The war in Ukraine, unrest in Ethiopia, Afghanistan, the Mid- East, Haiti, and growing tensions between many nations and within countries and communities rightly trouble us with how elusive peace is in our world. Sadly, each generation remembers those fallen in combat and the lasting wounds to bodies, memories, and souls from past and ongoing conflicts. My dad served in the U.S. Army Air Corps (then Army Air Force, and finally Air Force) from 1942-52, in Florida, California, England, and Japan. He was a mechanic, mostly on B-17s, B-29s, P-51s, and his clear favorite, the P-47. He told us many stories about his friends, his work, what he learned and what he missed about home. But only once that I recall did he speak, with a catch in his voice and a rare sorrow in his face, about the pilot of the plane he crewed that was shot down and did not return.

Of all those stories about a decade of service, that moment is etched in my memory. Perhaps he wanted to spare us the darker side of war and the tragedies and sorrows it brings. But it helped me come to understand in a new way why flying a small American flag from the garage on Memorial Day and July 4 was so meaningful to him, why he valued responsibility and sacrifice, why a man who did not commonly write many letters kept up a faithful correspondence with friends from the Air Force decades later.

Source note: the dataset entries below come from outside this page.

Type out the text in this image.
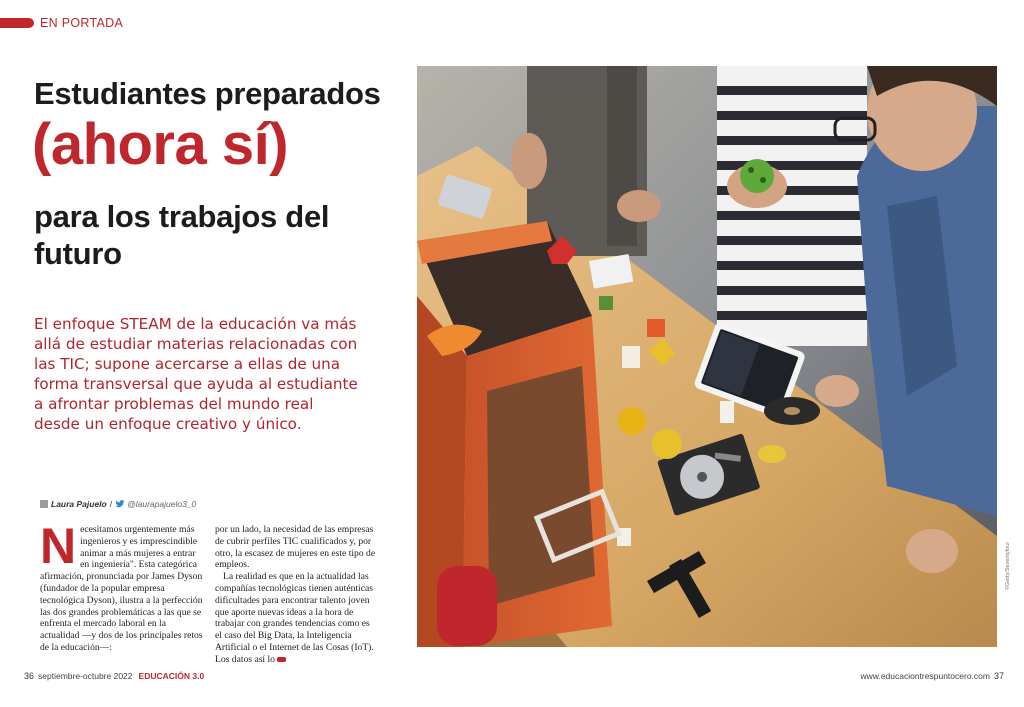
EN PORTADA
Estudiantes preparados
(ahora sí)
para los trabajos del futuro

El enfoque STEAM de la educación va más allá de estudiar materias relacionadas con las TIC; supone acercarse a ellas de una forma transversal que ayuda al estudiante a afrontar problemas del mundo real desde un enfoque creativo y único.

Laura Pajuelo / @laurapajuelo3_0
N ecesitamos urgentemente más ingenieros y es imprescindible animar a más mujeres a entrar en ingeniería". Esta categórica afirmación, pronunciada por James Dyson (fundador de la popular empresa tecnológica Dyson), ilustra a la perfección las dos grandes problemáticas a las que se enfrenta el mercado laboral en la actualidad —y dos de los principales retos de la educación—:

por un lado, la necesidad de las empresas de cubrir perfiles TIC cualificados y, por otro, la escasez de mujeres en este tipo de empleos.

La realidad es que en la actualidad las compañías tecnológicas tienen auténticas dificultades para encontrar talento joven que aporte nuevas ideas a la hora de trabajar con grandes tendencias como es el caso del Big Data, la Inteligencia Artificial o el Internet de las Cosas (IoT). Los datos así lo

©Getty/Seventyfour
36 septiembre-octubre 2022 EDUCACIÓN 3.0	www.educaciontrespuntocero.com 37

Compassion literally means to suffer with another. It takes many forms in family and work and service to help those in human need. Protecting peace, order, and the rights of those who are caught up in conflicts they do not desire and do not choose is also a form that compassion takes in an imperfect world. It is a noble service when pursued with a genuine desire to bring security, healing, and freedom; and it always comes at a cost that is incalculable for each it affects. We honor that cost in gratitude, prayer, and striving to be peaceful and just in our daily interactions. (Ministry & Life Perspectives Continued)

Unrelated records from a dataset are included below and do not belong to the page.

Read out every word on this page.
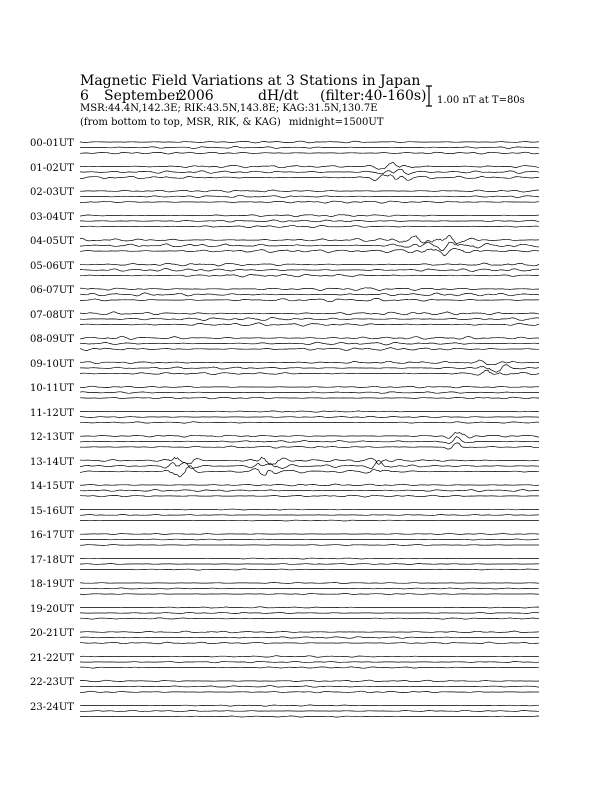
Magnetic Field Variations at 3 Stations in Japan
6 September
2006	dH/dt (filter:40-160s)
MSR:44.4N,142.3E; RIK:43.5N,143.8E; KAG:31.5N,130.7E
(from bottom to top, MSR, RIK, & KAG) midnight=1500UT
1.00 nT at T=80s
00-01UT
01-02UT
02-03UT
03-04UT
04-05UT
05-06UT
06-07UT
07-08UT
08-09UT
09-10UT
10-11UT
11-12UT
12-13UT
13-14UT
14-15UT
15-16UT
16-17UT
17-18UT
18-19UT
19-20UT
20-21UT
21-22UT
22-23UT
23-24UT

Memorial Day this year fittingly falls on the day after the Ascension of the Lord. In his compassion, Jesus came to bring us hope and trust that the crosses we experience in life can be transformed by God’s love into the promise of new and perfect life. He goes ahead of us, bringing our human nature into the permanent presence of God.

United with him as members of his Body, we are able to live in compassion sustained by that promise. Jesus returns to “the right hand of the Father,” as Scripture says; not a movement from place to place, leaving us behind, but an expression of his unfailing presence in all the places and times of human history. The Preface for this feast puts it succinctly: “he ascended, not to distance himself from our lowly state but that we, his members, might be confident of following where he, our Head and Founder, has gone before.”

What will you do this week to show compassion to another?